BILL MOYERS: Most other Republicans were dead set against the bill.
SEN. LAMAR ALEXANDER (R-Tenn.): It is well intentioned, but the bill as it has grown has become, in effect, with all respect, a well-intentioned contraption and it creates boards and czars and commissioners and money, and it is too complicated and too expensive.
BILL MOYERS: Their filibuster stopped the bill in its tracks.
SEN. SHELDON WHITEHOUSE (D-R.I.): The motion is not agreed to.
BILL MOYERS: Nonetheless, Boxer claimed an important symbolic victory.
SEN. BARBARA BOXER (D-Calif.): [at press conference] This is a landmark day. It's another milestone in the fight against global warming.
BILL MOYERS: Remarkably not a single senator in the debate challenged the reality of climate change or denied the human role in causing it.
SEN. JOE LIEBERMAN (I-Conn.): It's a giant step for the United States Senate. It puts us on the path to getting this done hopefully next year.
SEN. BARBARA BOXER (D-Calif.): The Clean Air Act took 10 years. This will not take 10 years.
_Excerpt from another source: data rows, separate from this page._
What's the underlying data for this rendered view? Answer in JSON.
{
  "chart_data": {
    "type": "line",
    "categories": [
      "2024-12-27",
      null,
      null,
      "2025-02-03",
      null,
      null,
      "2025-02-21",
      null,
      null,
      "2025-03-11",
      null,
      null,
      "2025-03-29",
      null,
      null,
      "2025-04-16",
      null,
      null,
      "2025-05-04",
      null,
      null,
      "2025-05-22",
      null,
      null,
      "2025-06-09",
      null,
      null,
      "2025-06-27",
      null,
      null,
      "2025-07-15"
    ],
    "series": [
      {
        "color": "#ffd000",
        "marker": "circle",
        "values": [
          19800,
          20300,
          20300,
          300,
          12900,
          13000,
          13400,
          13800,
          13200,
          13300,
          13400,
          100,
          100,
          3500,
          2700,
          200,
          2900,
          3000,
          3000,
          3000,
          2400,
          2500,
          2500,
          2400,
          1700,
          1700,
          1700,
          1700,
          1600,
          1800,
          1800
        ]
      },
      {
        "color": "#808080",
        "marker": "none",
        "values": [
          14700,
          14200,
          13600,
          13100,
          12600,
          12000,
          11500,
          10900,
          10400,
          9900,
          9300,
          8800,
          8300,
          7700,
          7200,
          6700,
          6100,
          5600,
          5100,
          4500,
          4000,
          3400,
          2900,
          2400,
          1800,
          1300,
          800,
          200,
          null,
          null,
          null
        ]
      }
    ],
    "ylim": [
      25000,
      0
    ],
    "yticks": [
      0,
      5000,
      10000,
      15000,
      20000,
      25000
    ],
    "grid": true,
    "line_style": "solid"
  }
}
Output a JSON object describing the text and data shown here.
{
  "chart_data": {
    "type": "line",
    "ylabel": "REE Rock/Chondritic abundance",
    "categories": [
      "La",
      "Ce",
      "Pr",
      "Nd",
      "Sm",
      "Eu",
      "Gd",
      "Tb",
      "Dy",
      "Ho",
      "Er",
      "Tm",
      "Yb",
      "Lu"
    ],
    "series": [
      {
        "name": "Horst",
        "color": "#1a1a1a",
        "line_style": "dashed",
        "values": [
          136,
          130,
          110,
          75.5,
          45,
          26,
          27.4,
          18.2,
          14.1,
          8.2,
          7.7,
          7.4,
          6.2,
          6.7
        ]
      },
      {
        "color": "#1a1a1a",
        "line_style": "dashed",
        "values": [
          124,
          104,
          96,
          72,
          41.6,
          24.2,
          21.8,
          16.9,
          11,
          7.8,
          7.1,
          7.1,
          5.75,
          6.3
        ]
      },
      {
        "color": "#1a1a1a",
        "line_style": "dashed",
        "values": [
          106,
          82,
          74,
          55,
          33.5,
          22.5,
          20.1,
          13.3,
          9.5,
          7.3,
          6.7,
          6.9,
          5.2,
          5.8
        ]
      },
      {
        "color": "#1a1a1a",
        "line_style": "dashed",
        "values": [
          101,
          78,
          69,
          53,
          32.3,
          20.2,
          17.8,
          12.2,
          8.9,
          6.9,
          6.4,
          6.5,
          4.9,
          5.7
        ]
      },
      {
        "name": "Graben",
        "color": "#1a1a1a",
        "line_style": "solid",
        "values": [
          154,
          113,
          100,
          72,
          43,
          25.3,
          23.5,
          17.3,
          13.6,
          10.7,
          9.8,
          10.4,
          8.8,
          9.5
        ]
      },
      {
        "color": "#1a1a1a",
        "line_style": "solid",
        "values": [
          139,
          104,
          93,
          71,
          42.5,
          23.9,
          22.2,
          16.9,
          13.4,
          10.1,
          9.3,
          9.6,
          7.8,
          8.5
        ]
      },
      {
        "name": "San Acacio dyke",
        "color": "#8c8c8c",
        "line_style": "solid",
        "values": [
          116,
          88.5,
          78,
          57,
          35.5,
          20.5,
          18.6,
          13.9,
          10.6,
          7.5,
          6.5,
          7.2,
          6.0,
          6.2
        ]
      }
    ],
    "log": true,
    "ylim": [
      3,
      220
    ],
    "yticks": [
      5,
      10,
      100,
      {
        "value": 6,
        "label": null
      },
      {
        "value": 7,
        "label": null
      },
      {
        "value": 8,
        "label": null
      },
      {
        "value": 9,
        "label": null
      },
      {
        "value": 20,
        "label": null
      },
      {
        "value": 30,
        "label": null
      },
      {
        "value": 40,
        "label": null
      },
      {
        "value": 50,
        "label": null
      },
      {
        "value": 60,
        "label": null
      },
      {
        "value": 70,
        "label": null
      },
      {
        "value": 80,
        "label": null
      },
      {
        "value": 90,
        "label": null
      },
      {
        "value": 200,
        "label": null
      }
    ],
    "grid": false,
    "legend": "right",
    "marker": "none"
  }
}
This will not take 10 years.
BILL MOYERS: What happens if we don't act?
SEN. BARBARA BOXER (D-Calif.): If we don't act on global warming, and those alternatives that we need to foreign oil don't materialize, we are forever dependent on, you know, the prince of Saudi Arabia.
We need to get off foreign oil. The best way to do it is to become energy independent. The best way to do that is to embrace global warming legislation. Because, when there is a price on carbon, Bill, people are going to look for alternatives.
BILL MOYERS: How are you gonna ever overcome the fragmentation and the power of all these special interests with lots of money?
SEN. BARBARA BOXER (D-Calif.): First of all, miracles happen. But aside from that, we're gonna do it. I believe we will overcome the special interests. I have to say, there are a few special interests who are on our side, cause they know, they want to do business in other places. And they don't want to have different rules. And they know this is coming. So it's not as clear cut as you know all the special interests versus global warming. It's a little bit more of a, you know, different kind of lineup here. So it makes it very interesting. But look. Change is coming. We're going to fix this problem because we have to.
BILL MOYERS: Senator Boxer, thank you very much for your time and for this conversation.
SEN. BARBARA BOXER (D-Calif.): Thank you, Bill.